L’errata misurazione dei dati sembra essere dovuta ad un limite strumentale legato al tipo di geometria, in particolare alla dimensione del piatto.

Il torque applicato dallo strumento per ottenere una certa deformazione dà origine infatti ad uno sforzo di taglio tanto maggiore quanto minore è la superficie del piatto (si ricorda che lo sforzo di taglio ha l’unità di misura di una pressione, cioè il Pascal (Newton/m2)). Per i piatti utilizzati il massimo stress applicabile dall’apparecchiatura è 48000 Pa, che corrisponde ad un torque di 0.15 N·m. Questo valore permette di ottenere sul bitume testato una deformazione massima dello 0.5% che probabilmente con questo tipo di geometria non è alla portata della sensibilità dello strumento. Una verifica di questa teoria è stata effettuata con piatti di dimensioni minori, e la scelta è ricaduta su quelli da 8 mm che abbiamo ottenuto riducendo di diametro alcuni di quelli da 20 mm in nostro possesso.
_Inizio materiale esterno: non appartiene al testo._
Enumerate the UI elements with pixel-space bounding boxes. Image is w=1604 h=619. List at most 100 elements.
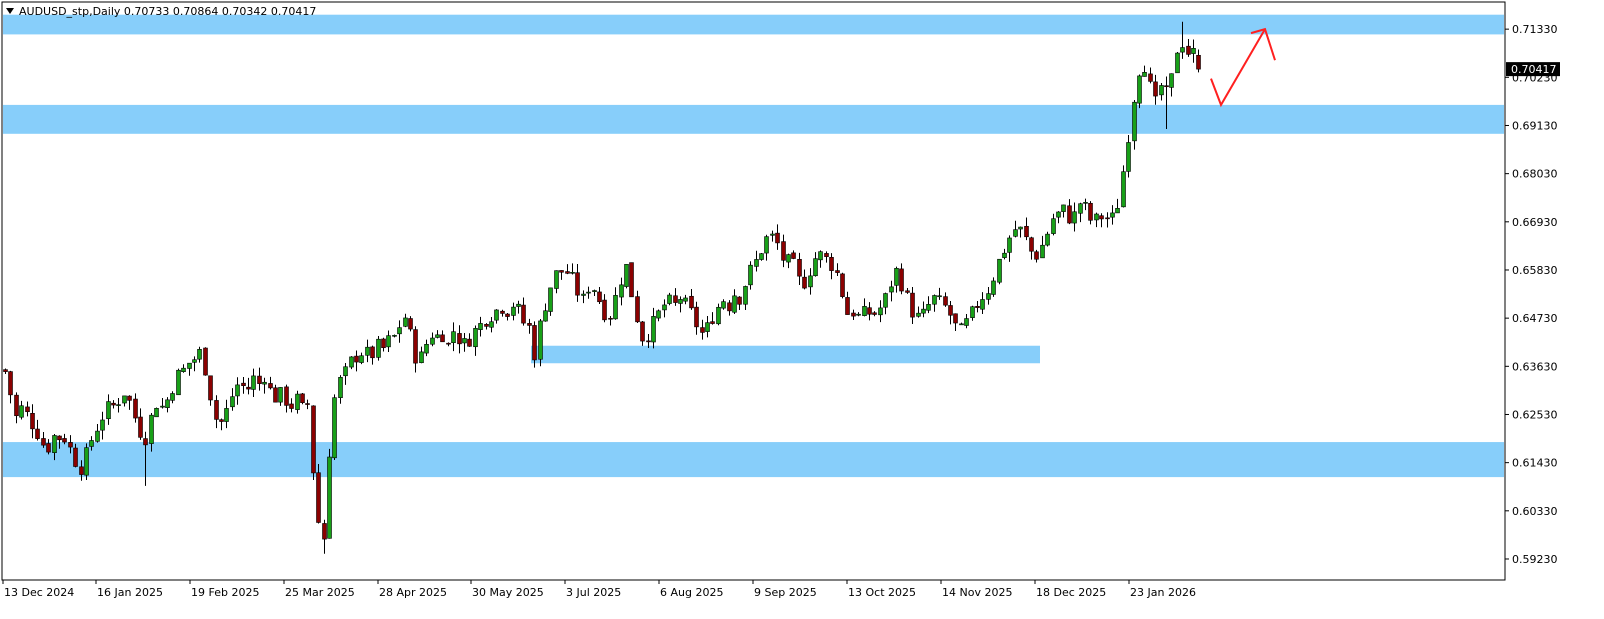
candle-body-143 <box>775 232 780 244</box>
candle-body-193 <box>1045 233 1050 246</box>
candle-body-124 <box>673 295 678 303</box>
candle-body-2 <box>14 394 19 417</box>
candle-body-38 <box>208 375 213 401</box>
candle-body-39 <box>214 400 219 420</box>
candle-body-33 <box>181 367 186 372</box>
candle-body-130 <box>705 322 710 332</box>
candle-body-14 <box>79 466 84 475</box>
x-tick-label-3: 25 Mar 2025 <box>285 586 355 599</box>
candle-body-189 <box>1024 225 1029 238</box>
candle-body-90 <box>489 321 494 328</box>
candle-body-56 <box>305 403 310 405</box>
candle-body-191 <box>1034 251 1039 260</box>
candle-body-188 <box>1018 226 1023 230</box>
candle-body-32 <box>176 369 181 396</box>
candle-body-170 <box>921 308 926 314</box>
candle-body-59 <box>322 523 327 540</box>
candle-body-51 <box>278 387 283 403</box>
candle-body-119 <box>646 340 651 343</box>
candle-body-9 <box>52 435 57 453</box>
candle-body-29 <box>160 405 165 408</box>
candle-body-54 <box>295 393 300 410</box>
candle-body-22 <box>122 395 127 404</box>
candle-body-101 <box>548 287 553 312</box>
candle-body-183 <box>991 280 996 295</box>
candle-body-35 <box>192 359 197 363</box>
candle-body-141 <box>764 236 769 254</box>
candle-body-132 <box>716 306 721 325</box>
candle-body-195 <box>1056 211 1061 218</box>
candle-body-114 <box>619 284 624 298</box>
candle-body-221 <box>1196 54 1201 70</box>
candle-body-92 <box>500 310 505 314</box>
candle-body-3 <box>19 405 24 418</box>
current-price-badge: 0.70417 <box>1506 62 1560 77</box>
candle-body-160 <box>867 307 872 315</box>
candle-body-30 <box>165 399 170 408</box>
candle-body-71 <box>386 335 391 348</box>
x-tick-label-9: 13 Oct 2025 <box>848 586 916 599</box>
candle-body-178 <box>964 318 969 326</box>
x-tick-label-8: 9 Sep 2025 <box>754 586 817 599</box>
candle-body-190 <box>1029 237 1034 252</box>
candle-body-94 <box>511 306 516 316</box>
candle-body-218 <box>1180 47 1185 53</box>
candle-body-116 <box>629 262 634 298</box>
candle-body-200 <box>1083 202 1088 204</box>
triangle-down-icon[interactable] <box>6 8 14 14</box>
candle-body-208 <box>1126 142 1131 172</box>
candle-body-161 <box>872 312 877 315</box>
x-tick-label-12: 23 Jan 2026 <box>1130 586 1196 599</box>
candle-body-58 <box>316 472 321 523</box>
candle-body-194 <box>1051 218 1056 234</box>
price-chart[interactable]: 0.713300.702300.691300.680300.669300.658… <box>0 0 1604 619</box>
candle-body-76 <box>413 329 418 364</box>
x-tick-label-11: 18 Dec 2025 <box>1036 586 1106 599</box>
candle-body-177 <box>959 323 964 326</box>
candle-body-21 <box>116 404 121 406</box>
plot-frame <box>1 1 1506 581</box>
candle-body-179 <box>970 306 975 318</box>
candle-body-74 <box>403 317 408 327</box>
candle-body-171 <box>926 304 931 311</box>
candle-body-145 <box>786 254 791 263</box>
candle-body-126 <box>683 297 688 302</box>
zones-layer <box>3 14 1504 478</box>
candle-body-6 <box>35 428 40 439</box>
candle-body-103 <box>559 270 564 273</box>
candle-body-172 <box>932 295 937 305</box>
candle-body-184 <box>997 258 1002 283</box>
candle-body-12 <box>68 442 73 448</box>
candle-body-7 <box>41 438 46 446</box>
support-zone-1 <box>3 104 1504 134</box>
candle-body-40 <box>219 419 224 422</box>
candle-body-70 <box>381 338 386 349</box>
candle-body-146 <box>791 252 796 259</box>
candle-body-127 <box>689 295 694 309</box>
candle-body-134 <box>727 302 732 312</box>
candle-body-155 <box>840 273 845 297</box>
candle-body-180 <box>975 305 980 308</box>
candle-body-213 <box>1153 81 1158 97</box>
candle-body-98 <box>532 325 537 361</box>
chart-header[interactable]: AUDUSD_stp,Daily 0.70733 0.70864 0.70342… <box>6 5 316 18</box>
x-tick-label-4: 28 Apr 2025 <box>379 586 447 599</box>
candle-body-211 <box>1142 72 1147 77</box>
candle-body-15 <box>84 447 89 476</box>
candle-body-61 <box>332 397 337 459</box>
candle-body-5 <box>30 413 35 430</box>
candle-body-97 <box>527 323 532 326</box>
candle-body-62 <box>338 377 343 398</box>
price-badge-label: 0.70417 <box>1511 63 1557 76</box>
candle-body-138 <box>748 264 753 286</box>
candle-body-186 <box>1007 237 1012 253</box>
candle-body-201 <box>1088 202 1093 221</box>
candle-body-73 <box>397 327 402 335</box>
candle-body-24 <box>133 398 138 419</box>
y-tick-label-0: 0.71330 <box>1512 23 1558 36</box>
candle-body-196 <box>1061 204 1066 212</box>
x-axis: 13 Dec 2024 16 Jan 2025 19 Feb 2025 25 Mar … <box>2 580 1196 599</box>
candle-body-1 <box>8 371 13 396</box>
candle-body-111 <box>602 299 607 321</box>
candle-body-199 <box>1078 203 1083 214</box>
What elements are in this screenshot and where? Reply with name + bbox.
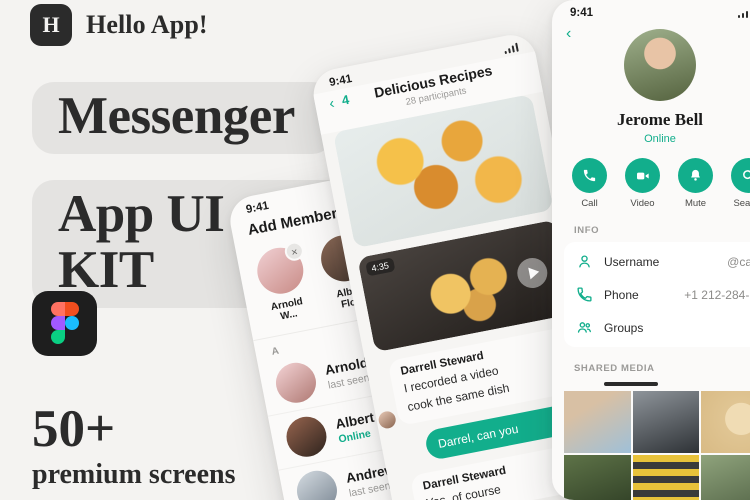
screen-count: 50+ bbox=[32, 400, 116, 458]
media-thumbnail[interactable] bbox=[632, 390, 700, 453]
info-row-groups[interactable]: Groups bbox=[564, 311, 750, 344]
video-button[interactable]: Video bbox=[623, 158, 662, 209]
info-value: +1 212-284-1 bbox=[684, 287, 750, 302]
scroll-indicator[interactable] bbox=[604, 382, 658, 386]
shared-media-heading: SHARED MEDIA bbox=[574, 363, 655, 374]
action-label: Search bbox=[733, 198, 750, 209]
avatar bbox=[283, 413, 330, 461]
info-row-username[interactable]: Username @car bbox=[564, 245, 750, 278]
profile-status: Online bbox=[644, 133, 676, 145]
media-thumbnail[interactable] bbox=[701, 454, 750, 500]
bell-icon bbox=[678, 158, 713, 193]
media-thumbnail[interactable] bbox=[564, 390, 631, 453]
phone-icon bbox=[577, 287, 592, 302]
search-icon bbox=[731, 158, 750, 193]
info-row-phone[interactable]: Phone +1 212-284-1 bbox=[564, 278, 750, 311]
app-logo-icon: H bbox=[30, 4, 72, 46]
groups-icon bbox=[577, 322, 591, 333]
play-icon[interactable] bbox=[514, 255, 550, 291]
action-label: Video bbox=[630, 198, 655, 209]
search-button[interactable]: Search bbox=[729, 158, 750, 209]
signal-icon bbox=[737, 8, 750, 18]
media-thumbnail[interactable] bbox=[701, 390, 750, 453]
avatar bbox=[293, 467, 341, 500]
screen-count-caption: premium screens bbox=[32, 459, 236, 490]
status-time: 9:41 bbox=[570, 7, 594, 19]
info-value: @car bbox=[727, 254, 750, 269]
info-heading: INFO bbox=[574, 225, 600, 236]
selected-member-chip[interactable]: × Arnold W... bbox=[250, 240, 315, 326]
info-label: Phone bbox=[604, 287, 639, 302]
brand-row: H Hello App! bbox=[30, 4, 208, 46]
status-bar: 9:41 bbox=[552, 0, 750, 21]
unread-count: 4 bbox=[340, 91, 351, 108]
selected-member-name: Arnold W... bbox=[270, 296, 304, 323]
video-duration: 4:35 bbox=[365, 257, 395, 277]
avatar bbox=[272, 359, 320, 407]
shared-media-grid bbox=[552, 390, 750, 500]
media-thumbnail[interactable] bbox=[564, 454, 631, 500]
action-label: Call bbox=[581, 198, 598, 209]
info-label: Username bbox=[604, 254, 660, 269]
phone-profile-screen: 9:41 ‹ Jerome Bell Online Call Video Mut… bbox=[552, 0, 750, 500]
user-icon bbox=[579, 255, 590, 268]
headline-line-1: Messenger bbox=[58, 87, 295, 145]
phone-icon bbox=[572, 158, 607, 193]
avatar bbox=[624, 29, 696, 101]
brand-title: Hello App! bbox=[86, 10, 208, 39]
mute-button[interactable]: Mute bbox=[676, 158, 715, 209]
poster-canvas: H Hello App! Messenger App UI KIT 50+ pr… bbox=[0, 0, 750, 500]
headline-pill-messenger: Messenger bbox=[32, 82, 334, 155]
profile-name: Jerome Bell bbox=[616, 110, 704, 129]
chevron-left-icon[interactable]: ‹ bbox=[328, 95, 336, 113]
profile-actions: Call Video Mute Search bbox=[552, 145, 750, 209]
signal-icon bbox=[503, 42, 519, 54]
info-card: Username @car Phone +1 212-284-1 Groups bbox=[564, 242, 750, 347]
avatar bbox=[377, 410, 398, 431]
call-button[interactable]: Call bbox=[570, 158, 609, 209]
info-label: Groups bbox=[604, 320, 644, 335]
video-camera-icon bbox=[625, 158, 660, 193]
action-label: Mute bbox=[684, 198, 707, 209]
media-thumbnail[interactable] bbox=[632, 454, 700, 500]
figma-logo-icon bbox=[32, 291, 97, 356]
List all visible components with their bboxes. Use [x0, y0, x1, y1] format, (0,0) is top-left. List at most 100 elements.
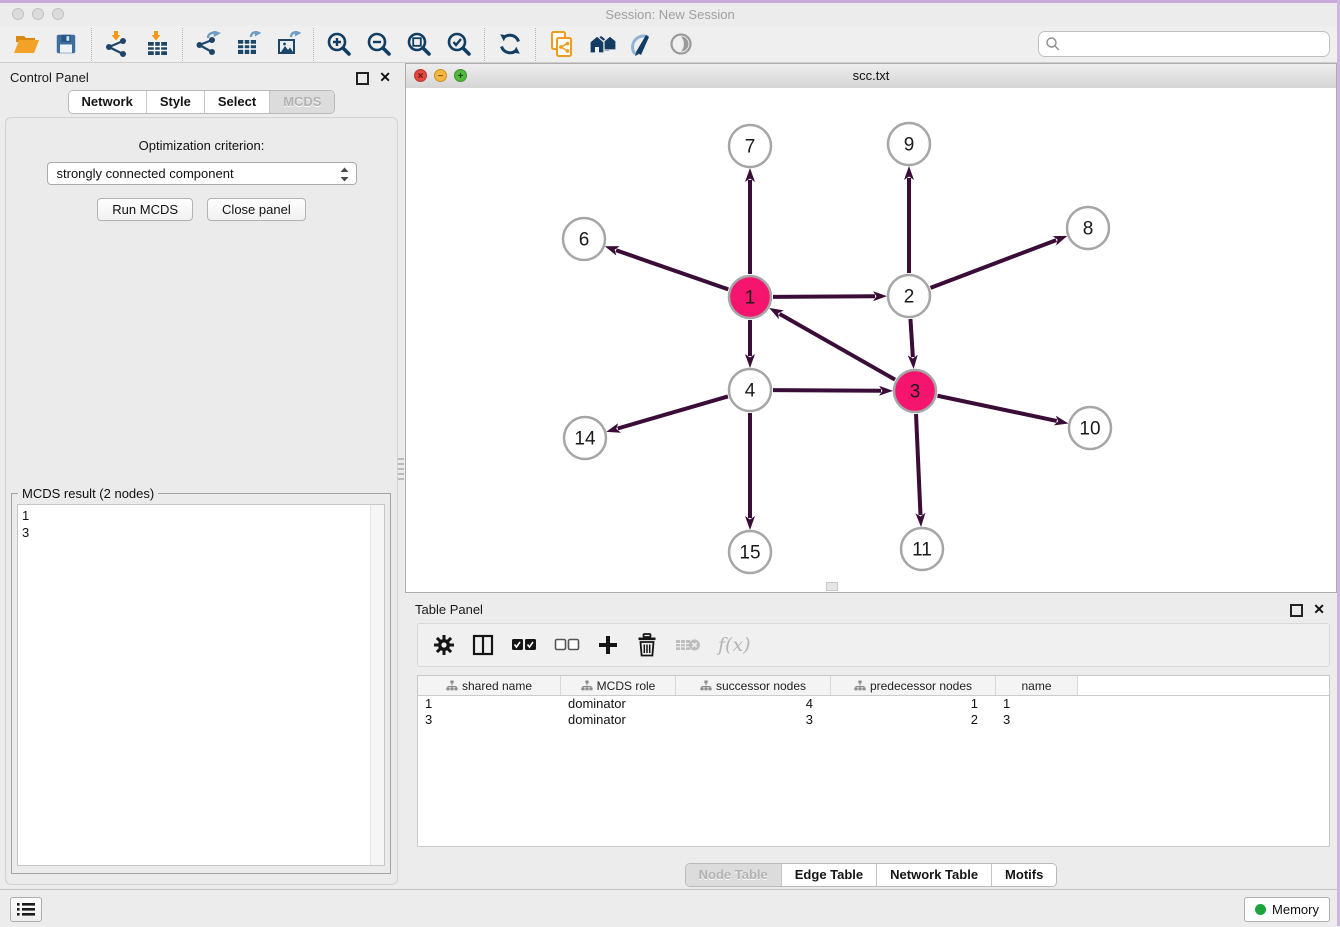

In questo caso stress più elevati hanno portato a deformazioni apprezzabili. Utilizzando i piatti da 8 mm ci siamo resi conto che con questi si potevano fare anche le prove a bassa temperatura in sostituzione della barra di torsione, stando attenti a schiacciare abbastanza il materiale (diminuendo il gap tra i due piatti) per evitare il fenomeno dello “slipping” ossia lo scorrimento del bitume a contatto con la superficie del piatto. Con il bitume base RVC non è stato possibile evitare lo slipping e quindi si è ricorsi alla barra di torsione, coi 3 bitumi modificati invece si è potuto effettuare le prove con i piatti da 8 mm con risultati soddisfacenti.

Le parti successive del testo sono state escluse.